Как у нас хоронят цыган, все знают. Привыкли цыгане к роскоши на этом свете и хотят, чтобы и на том свете им жилось не хуже. А тут умер цыганский барон, он, по мнению сородичей, заслуживал почета и уважения. Поэтому его и хоронили на Центральном кладбище Царицына с размахом – вместо стандартной могилки выкопали такую яму, словно собрались хоронить весь табор, потом возвели бетонные стены, поставили бар с богатым набором выпивки и закусок, чтобы покойному было в могиле нескучно. Картины по стенам повесили, гардеробчик покойного спустили. А потом и самого принесли – в черном костюме, как полагается, с золотыми печатками на всех пальцах, с золотой цепью на шее такой толщины, что на ней запросто можно было держать сторожевого пса. Проводили ромалэ своего барона в последний путь, положили ему в карман сотовый телефон, залили крышу бетоном, на площадке тут же, пока не забыли, установили бронзовую фигуру барона, задумчиво глядящего в светлое цыганское будущее, и отправились поминать по неведомым нам цыганским обычаям.

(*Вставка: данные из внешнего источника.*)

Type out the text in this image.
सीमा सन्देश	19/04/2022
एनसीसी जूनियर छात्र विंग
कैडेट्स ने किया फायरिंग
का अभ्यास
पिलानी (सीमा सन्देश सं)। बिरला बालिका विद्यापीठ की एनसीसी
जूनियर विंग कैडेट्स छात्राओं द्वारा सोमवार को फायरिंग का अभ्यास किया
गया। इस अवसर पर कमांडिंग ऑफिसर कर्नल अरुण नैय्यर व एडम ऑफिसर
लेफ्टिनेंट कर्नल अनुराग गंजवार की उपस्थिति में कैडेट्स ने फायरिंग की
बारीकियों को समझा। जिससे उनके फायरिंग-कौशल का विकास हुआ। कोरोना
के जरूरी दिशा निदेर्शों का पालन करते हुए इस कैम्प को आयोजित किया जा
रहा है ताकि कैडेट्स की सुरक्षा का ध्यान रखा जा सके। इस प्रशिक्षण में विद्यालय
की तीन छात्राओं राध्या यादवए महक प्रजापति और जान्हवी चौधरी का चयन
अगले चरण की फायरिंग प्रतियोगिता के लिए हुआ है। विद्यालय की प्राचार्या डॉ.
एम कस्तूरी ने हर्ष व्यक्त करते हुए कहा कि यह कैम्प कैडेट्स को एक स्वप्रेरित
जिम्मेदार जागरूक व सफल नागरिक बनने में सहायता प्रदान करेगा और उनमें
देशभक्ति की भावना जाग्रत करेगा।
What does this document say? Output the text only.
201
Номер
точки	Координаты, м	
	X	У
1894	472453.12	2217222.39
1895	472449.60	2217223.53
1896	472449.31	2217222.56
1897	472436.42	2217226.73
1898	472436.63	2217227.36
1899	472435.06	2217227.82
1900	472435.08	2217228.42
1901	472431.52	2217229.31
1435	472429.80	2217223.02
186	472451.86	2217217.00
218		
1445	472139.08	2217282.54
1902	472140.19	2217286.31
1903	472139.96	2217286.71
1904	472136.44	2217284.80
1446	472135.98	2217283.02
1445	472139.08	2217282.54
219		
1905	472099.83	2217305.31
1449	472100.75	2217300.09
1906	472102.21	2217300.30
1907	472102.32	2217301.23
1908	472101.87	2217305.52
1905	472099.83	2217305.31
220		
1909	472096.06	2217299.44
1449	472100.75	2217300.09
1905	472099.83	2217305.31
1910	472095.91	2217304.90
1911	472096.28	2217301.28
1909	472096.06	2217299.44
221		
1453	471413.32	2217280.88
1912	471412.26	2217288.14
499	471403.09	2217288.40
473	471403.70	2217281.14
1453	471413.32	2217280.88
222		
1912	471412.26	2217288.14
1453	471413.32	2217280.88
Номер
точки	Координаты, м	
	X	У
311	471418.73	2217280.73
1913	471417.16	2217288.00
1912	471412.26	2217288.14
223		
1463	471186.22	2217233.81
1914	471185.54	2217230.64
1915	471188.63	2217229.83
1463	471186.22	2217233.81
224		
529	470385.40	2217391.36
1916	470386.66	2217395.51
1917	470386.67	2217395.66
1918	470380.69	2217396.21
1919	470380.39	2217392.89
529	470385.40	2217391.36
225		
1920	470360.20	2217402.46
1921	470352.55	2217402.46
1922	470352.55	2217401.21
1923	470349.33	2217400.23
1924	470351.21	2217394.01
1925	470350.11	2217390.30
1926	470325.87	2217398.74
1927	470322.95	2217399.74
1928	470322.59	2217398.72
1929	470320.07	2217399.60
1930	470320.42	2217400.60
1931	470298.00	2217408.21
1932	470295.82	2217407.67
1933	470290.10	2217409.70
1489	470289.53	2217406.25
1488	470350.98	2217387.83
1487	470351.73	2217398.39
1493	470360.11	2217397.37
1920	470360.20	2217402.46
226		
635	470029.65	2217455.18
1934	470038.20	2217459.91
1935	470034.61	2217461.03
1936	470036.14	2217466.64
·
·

А злодеи не дремали. Злодеи сидели в кустах и нетерпеливо наблюдали за обрядом. Они сразу заметили, что для возведения стен могилы использовались железобетонные панели, из которых собираются квартиры. Одна из них была с оконным проемом, который заложили кирпичом. Вот с этой стороны и начали подкоп упыри. Нет, работка была еще та! В ночную смену, без перекуров и в основном на четвереньках. Народ был уже судимый, кое-кто в лагерях подкопы под колючку пытался рыть, поэтому неудивительно, что ближе к рассвету они своего добились. У нас ведь народ какой? Если надо, Днепрогэс в кратчайшие сроки построит.
Забрались они в могилу, включили фонарики и расслабились. Цепь – во! Червонной пробы! Печаток – на всех не на один палец хватит. А бар? Боже мой, бар-то, бар! И начали они прямо в склепе обмывать удачу чем барон цыганский послал.
А в это время и цыгане на поминках до кондиции дошли. Один и говорит: «А позвоню-ка я нашему Муршу, узнаю, как ему в земле сырой лежится. Тяжело ведь, цыган к простору привык!»
И позвонил.
Упыри в могиле выпивают, а тут сотовый телефон звонит. Один по пьянке его и открой.
– Алло? – говорит.
Вы представляете, как цыган, который позвонил, на другом конце провода обалдел? Но нашел в себе силы, выдавил:
– Мурш, ты? Кто говорит?
– А никто, – отвечают из склепа. – Никого тут нет!
Цыгане народ практичный, они только других за дураков считают, себя они за умных держат. Любознательный цыган, что хотел узнать, каково барону на том свете, сразу в милицию перезвонил.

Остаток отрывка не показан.